Appalled at the situation, the self-confessed exotic animal enthusiast set up his own organisation in an attempt to tackle the issue.
Based in Nairn, the Scottish Exotic Animal Rescue (SEAR) service has been working to educate people of all ages on the reality of keeping exotic animals for the last 10 years.
The charity gives training to the Scottish SPCA and other animal handlers in the basics of caring for more unusual pets, as well as attending events across the country to spread the word about caring for all creatures great and small.
The SEAR centre also takes in unwanted exotic animals of all shapes and sizes from members of the public, working to care for the animals while inviting schools and members of the public for educational visits.

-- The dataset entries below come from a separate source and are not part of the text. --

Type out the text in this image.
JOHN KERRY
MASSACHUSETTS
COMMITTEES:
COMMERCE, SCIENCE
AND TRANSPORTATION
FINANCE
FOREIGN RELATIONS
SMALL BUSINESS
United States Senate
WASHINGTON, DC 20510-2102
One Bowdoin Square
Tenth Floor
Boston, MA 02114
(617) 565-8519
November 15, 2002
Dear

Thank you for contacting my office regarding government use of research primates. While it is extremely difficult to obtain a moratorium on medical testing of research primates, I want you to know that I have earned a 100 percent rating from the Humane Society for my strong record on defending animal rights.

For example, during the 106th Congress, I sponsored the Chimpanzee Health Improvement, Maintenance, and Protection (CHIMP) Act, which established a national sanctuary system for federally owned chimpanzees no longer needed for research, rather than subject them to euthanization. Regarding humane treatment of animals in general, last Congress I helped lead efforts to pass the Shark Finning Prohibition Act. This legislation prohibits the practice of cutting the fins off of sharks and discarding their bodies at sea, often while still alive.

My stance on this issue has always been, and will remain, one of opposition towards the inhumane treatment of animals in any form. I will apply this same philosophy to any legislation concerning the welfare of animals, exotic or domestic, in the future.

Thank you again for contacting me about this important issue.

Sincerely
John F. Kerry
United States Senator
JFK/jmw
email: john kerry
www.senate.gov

“The internet has made it easier than ever to get hold of exotic pets,” Nick said.
“Advertising animals on sites such as Gumtree or Preloved makes me so angry as it completely irresponsible to advertise these animals on there. You have no idea who is going to buy it, then what?
“It’s a case of meeting the buyer in a random car park with a python in your boot.”
Although Nick specialise in reptiles, SEAR has seen a huge variety of animals cross the threshold over the years.
From tree frogs to Chinese water dragons, to giant tortoises and racoons, Nick has seen it all.
“We’ve got a racoon and a couple of racoon dogs in just now actually,” he said.
“Up until four months ago (when they were added to the invasive animals list), anyone could buy a racoon with no licence needed.
“They are extremely destructive and quite difficult to care for.
“But they are by no means the only animals which have been overlooked in current regulations.
“Currently the law works by showing a list of animals you’re not allowed to own without a licence, meaning that anything not on that list is fine.
“But there are so many holes in this method, and right now there are campaigns in progress to change to the opposite list – i.e. a list animals you are allowed.
“This would cut out a lot of confusion and it’s been trialled very successfully in a few US states.
“We are not saying that everyone with an exotic pet doesn’t look after it properly, but unfortunately this is increasingly the case.
“I love animals but even I can see when they belong in the wild.
“After all, a bird in the nicest cage in the world is still a bird in a cage.”